How badly can the BPM damage the Byteotian infrastructure? Determine the minimum and the maximum number of such pairs of towns that it will still be possible to travel from one of them to the other while observing the new roads orientation.

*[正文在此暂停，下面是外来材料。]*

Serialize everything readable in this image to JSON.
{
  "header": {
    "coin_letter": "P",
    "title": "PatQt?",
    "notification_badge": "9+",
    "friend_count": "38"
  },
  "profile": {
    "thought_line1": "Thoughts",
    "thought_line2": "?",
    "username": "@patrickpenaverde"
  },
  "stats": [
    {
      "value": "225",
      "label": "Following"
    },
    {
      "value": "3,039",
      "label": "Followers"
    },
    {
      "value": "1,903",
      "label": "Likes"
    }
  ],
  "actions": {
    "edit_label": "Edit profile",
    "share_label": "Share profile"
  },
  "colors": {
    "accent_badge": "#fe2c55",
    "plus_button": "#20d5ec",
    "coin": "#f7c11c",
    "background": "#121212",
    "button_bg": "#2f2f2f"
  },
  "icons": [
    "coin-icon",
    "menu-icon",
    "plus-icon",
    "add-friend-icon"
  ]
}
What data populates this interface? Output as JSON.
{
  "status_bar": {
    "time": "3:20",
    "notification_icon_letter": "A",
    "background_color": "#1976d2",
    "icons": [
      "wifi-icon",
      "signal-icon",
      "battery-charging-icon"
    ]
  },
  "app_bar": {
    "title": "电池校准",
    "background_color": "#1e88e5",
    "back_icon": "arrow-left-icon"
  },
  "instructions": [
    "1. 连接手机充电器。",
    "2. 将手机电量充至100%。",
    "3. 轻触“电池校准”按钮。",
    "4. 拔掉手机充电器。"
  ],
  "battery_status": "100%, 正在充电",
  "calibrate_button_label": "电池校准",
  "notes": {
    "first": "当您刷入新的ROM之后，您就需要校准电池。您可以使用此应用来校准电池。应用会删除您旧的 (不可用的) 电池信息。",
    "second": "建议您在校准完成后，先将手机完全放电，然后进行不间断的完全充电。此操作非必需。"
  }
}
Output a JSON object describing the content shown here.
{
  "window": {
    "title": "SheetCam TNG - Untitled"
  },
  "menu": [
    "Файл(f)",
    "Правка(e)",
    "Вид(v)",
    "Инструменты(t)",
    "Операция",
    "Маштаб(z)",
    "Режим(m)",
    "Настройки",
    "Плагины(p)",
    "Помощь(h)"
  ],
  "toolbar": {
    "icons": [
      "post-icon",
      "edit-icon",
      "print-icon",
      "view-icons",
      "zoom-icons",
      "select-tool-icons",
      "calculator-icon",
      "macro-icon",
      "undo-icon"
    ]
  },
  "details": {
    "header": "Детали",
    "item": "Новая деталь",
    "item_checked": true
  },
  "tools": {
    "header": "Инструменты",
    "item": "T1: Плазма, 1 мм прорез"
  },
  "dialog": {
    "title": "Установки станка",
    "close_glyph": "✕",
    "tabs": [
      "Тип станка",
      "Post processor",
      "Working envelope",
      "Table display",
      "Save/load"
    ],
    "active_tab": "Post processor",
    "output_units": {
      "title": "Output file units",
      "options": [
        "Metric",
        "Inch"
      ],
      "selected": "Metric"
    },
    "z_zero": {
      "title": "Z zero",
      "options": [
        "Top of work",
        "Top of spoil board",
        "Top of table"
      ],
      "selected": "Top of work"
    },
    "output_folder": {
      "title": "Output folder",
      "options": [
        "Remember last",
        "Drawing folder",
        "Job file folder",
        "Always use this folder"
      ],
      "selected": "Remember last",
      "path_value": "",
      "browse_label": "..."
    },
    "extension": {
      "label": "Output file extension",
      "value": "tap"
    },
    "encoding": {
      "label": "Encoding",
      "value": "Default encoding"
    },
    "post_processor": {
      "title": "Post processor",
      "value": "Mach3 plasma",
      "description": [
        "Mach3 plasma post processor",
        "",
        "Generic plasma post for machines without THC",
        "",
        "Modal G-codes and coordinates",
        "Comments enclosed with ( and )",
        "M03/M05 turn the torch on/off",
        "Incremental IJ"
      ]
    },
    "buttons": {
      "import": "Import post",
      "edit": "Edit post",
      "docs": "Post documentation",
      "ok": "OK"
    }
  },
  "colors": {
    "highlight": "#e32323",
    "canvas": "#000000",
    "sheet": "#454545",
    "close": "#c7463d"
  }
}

给定一棵树，可以对每条边定向成一个有向图，这张有向图的可达点对数为树上有路径从u到达v的点对(u,v)个数。求最小可达点对数和最大可达点对数

输入

The first line of the standard input gives a single integer N （1<=N<=250000）, the number of towns in Byteotia. The N-1 lines that follow describe these roads. Each such line holds two integers, U and V (1<=U<=V<=N) , which indicate that there is a direct road (still bidirectional at the moment) linking the towns no. and .

输出

Two integers should be printed to the first and only line of the standard output. The first number should be the minimum and the second - the maximum number of pairs of towns which could remain connected (though in one direction only) after the roads are polarized.

样例输入

4
1 2
1 3
1 4

样例输出

3 5

最少可到达点数很好求，就是n-1。因为每条边的贡献最少为1，将树黑白染色，奇数层染黑色，偶数层染白色，所有黑点指向白点，答案就是n-1。

最多的怎么求？显然是一些点指向一个点，那个点再指向剩下的点(证明最后再说)。

经过中间点的答案就是两边点数的乘积，那么中间点怎么选？显然要使两边点数尽可能相等，选重心就好了。

按01背包来选择一些子树，这样做时间复杂度显然是O(n^2)，我们可以用bitset优化成O(n^2/32)，但显然还是过不去。

考虑到子树大小大于√n的不超过√n个，所以可以将子树大小大于√n的暴力DP，剩下的将相同大小的合并后二进制拆分来DP。这样时间复杂度就变成了O(n√n/32)

最后证明一下为什么一定是找到一个中间点最优：

首先如果改变一棵树中所有边的指向，可到达点对数不变。

如果不是中间点最优，那么一定有一条路径x指向y，x至少有两条出边(假设第二条指向a)，y至少有两条入边(假设第二条入边由b指过来)，改变y,b之间的边及b子树中的边或改变x,a之间的边及a子树中的边，一定有一种情况能使答案更优，这样改变下去直到找到一个中间点。

#include<set>

#include<map>

#include<queue>

#include<stack>

#include<cmath>

#include<bitset>

#include<vector>

#include<cstdio>

#include<cstring>

#include<iostream>

#include<algorithm>

#define ll long long

using namespace std;

int n;

int m;

int mn;

ll ans;

ll sum;

int x,y;

int tot;

int cnt;

int root;

int s[510];

int q[250010];

int d[250010];

int to[5000010];

int head[250010];

int next[500010];

int size[250010];

bitset<250010>f;

void add(int x,int y)

{

    tot++;

    next[tot]=head[x];

    head[x]=tot;

    to[tot]=y;

}

void dfs(int x)

{

    sum+=d[x]-1;

    size[x]=1;

    int mx=0;

    for(int i=head[x];i;i=next[i])

    {

        if(!d[to[i]])

        {

            d[to[i]]=d[x]+1;

            dfs(to[i]);

            size[x]+=size[to[i]];

            mx=max(mx,size[to[i]]);

        }

    }

    mx=max(mx,n-size[x]);

    if(mx<mn)

    {

        mn=mx;

        root=x;

    }

}

int main()

{

    scanf("%d",&n);

    for(int i=1;i<n;i++)

    {

        scanf("%d%d",&x,&y);

        add(x,y);

        add(y,x);

    }

    m=sqrt(n);

    mn=n;

    d[1]=1;

    dfs(1);

    memset(d,0,sizeof(d));

    d[root]=1;

    sum=0;

    dfs(root);

    for(int i=head[root];i;i=next[i])

    {

        q[++cnt]=size[to[i]];

    }

    f[0]=1;

    for(int i=1;i<=cnt;i++)

    {

        if(q[i]<=m)

        {

            s[q[i]]++;

        }

        else

        {

            f=f|(f<<q[i]);

        }

    }

    for(int i=1;i<=m;i++)

    {

        for(int j=1;j<=s[i];s[i]-=j,j<<=1)

        {

            f=f|(f<<(j*i));

        }

        if(s[i])

        {

            f=f|(f<<(s[i]*i));

        }

    }

    for(int i=0;i<=n;i++)

    {

        if(f[i])

        {

            ans=max(ans,sum+(1ll*i*(n-i-1)));

        }

    }

    printf("%d %lld",n-1,ans);

}